The future role of rectal and vaginal microbicides to prevent HIV infection in heterosexual populations: implications for product development and prevention
- 1Department of Infectious Disease Epidemiology, Faculty of Medicine, Imperial College London, London, UK
- 2Vaccine & Infectious Disease Division, Fred Hutchinson Cancer Research Center, Seattle, Washington, USA
- 3CAPRISA: Centre for the AIDS Program of Research in South Africa, University of KwaZulu-Natal, Durban, South Africa
- 4CHU Sainte-Justine Research Centre, University of Montreal, Montreal, Quebec, Canada
- Correspondence to Dr Marie-Claude Boily, Department of Infectious Disease Epidemiology, Imperial College London, St Mary's Campus, Norfolk Place, Paddington, London W2 1PG, UK;
Contributors M-CB and DD designed the analysis. DD developed the model and performed the simulations. DD and M-CB analysed the results. M-CB drafted the first version of the manuscript. BM and SSAK provided input on different MB trial results. All authors helped with the parameterisation of the model, interpretation of the results and revised all drafts.
- Accepted 16 October 2011
Objectives To compare the potential impact of rectal (RMB), vaginal (VMB) and bi-compartment (RVMB) (applied vaginally and protective during vaginal and anal intercourse) microbicides to prevent HIV in various heterosexual populations. To understand when a RMB is as useful than a VMB for women practicing anal intercourse (AI).
Methods Mathematical model was used to assess the population-level impact (cumulative fraction of new HIV infections prevented (CFP)) of the three different microbicides in various intervention scenarios and prevalence settings. We derived the break-even RMB efficacy required to reduce a female's cumulative risk of HIV infection by the same amount than a VMB.
Results Under optimistic coverage (fast roll-out, 100% uptake), a 50% efficacious VMB used in 75% of sex acts in population without AI may prevent ∼33% (27, 42%) new total (men and women combined) HIV infections over 25 years. The 25-year CFP reduces to ∼25% (20, 32%) and 17% (13, 23%) if uptake decreases to 75% and 50%, respectively. Similar loss of impact (by 25%–50%) is observed if the same VMB is introduced in populations with 5%–10% AI and for RRRAI=4–20. A RMB is as useful as a VMB (ie, break-even) in populations with 5% AI if RRRAI=20 and in populations with 15%–20% AI if RRRAI=4, independently of adherence as long as it is the same with both products. The 10-year CFP with a RVMB is twofold larger than for a VMB or RMB when AI=10% and RRRAI=10.

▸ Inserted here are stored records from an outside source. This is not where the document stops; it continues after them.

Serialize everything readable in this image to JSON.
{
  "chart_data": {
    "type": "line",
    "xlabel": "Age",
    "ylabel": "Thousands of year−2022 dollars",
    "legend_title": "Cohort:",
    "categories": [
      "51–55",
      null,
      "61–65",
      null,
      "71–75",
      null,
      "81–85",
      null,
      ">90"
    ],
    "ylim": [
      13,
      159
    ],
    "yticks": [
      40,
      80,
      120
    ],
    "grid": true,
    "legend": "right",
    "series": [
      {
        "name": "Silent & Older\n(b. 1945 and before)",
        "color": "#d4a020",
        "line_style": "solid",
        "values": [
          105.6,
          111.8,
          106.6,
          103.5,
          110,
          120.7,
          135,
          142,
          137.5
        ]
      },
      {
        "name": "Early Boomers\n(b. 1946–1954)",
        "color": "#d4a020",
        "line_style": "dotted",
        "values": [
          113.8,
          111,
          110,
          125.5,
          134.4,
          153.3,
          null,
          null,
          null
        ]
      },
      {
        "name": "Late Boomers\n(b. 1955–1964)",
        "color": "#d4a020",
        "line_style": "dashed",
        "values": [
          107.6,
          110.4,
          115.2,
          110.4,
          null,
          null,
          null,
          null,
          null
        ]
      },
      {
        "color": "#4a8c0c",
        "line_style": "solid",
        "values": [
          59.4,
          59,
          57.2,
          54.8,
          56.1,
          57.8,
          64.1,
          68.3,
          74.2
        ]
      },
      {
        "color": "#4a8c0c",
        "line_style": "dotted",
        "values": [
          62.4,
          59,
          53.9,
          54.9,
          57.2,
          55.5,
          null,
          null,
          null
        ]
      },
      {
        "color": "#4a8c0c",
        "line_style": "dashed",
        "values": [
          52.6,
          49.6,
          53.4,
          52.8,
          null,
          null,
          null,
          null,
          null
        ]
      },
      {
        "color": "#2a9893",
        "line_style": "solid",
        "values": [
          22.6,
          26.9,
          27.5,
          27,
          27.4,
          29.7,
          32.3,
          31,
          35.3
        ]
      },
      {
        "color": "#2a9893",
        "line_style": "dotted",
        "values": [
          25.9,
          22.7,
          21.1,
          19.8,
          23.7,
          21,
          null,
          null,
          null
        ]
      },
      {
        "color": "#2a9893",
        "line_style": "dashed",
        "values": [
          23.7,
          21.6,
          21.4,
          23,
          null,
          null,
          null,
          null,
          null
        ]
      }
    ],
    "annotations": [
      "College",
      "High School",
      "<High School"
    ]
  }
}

Conclusions Even low AI frequency can compromise the impact of VMB interventions. RMB and RVMB will be important prevention tools for heterosexual populations.
Funding DD and BM are supported by a grant from the National Institutes of Health (Grant number 5 U01 AI068615-03).
Competing interests None.
Provenance and peer review Commissioned; externally peer reviewed.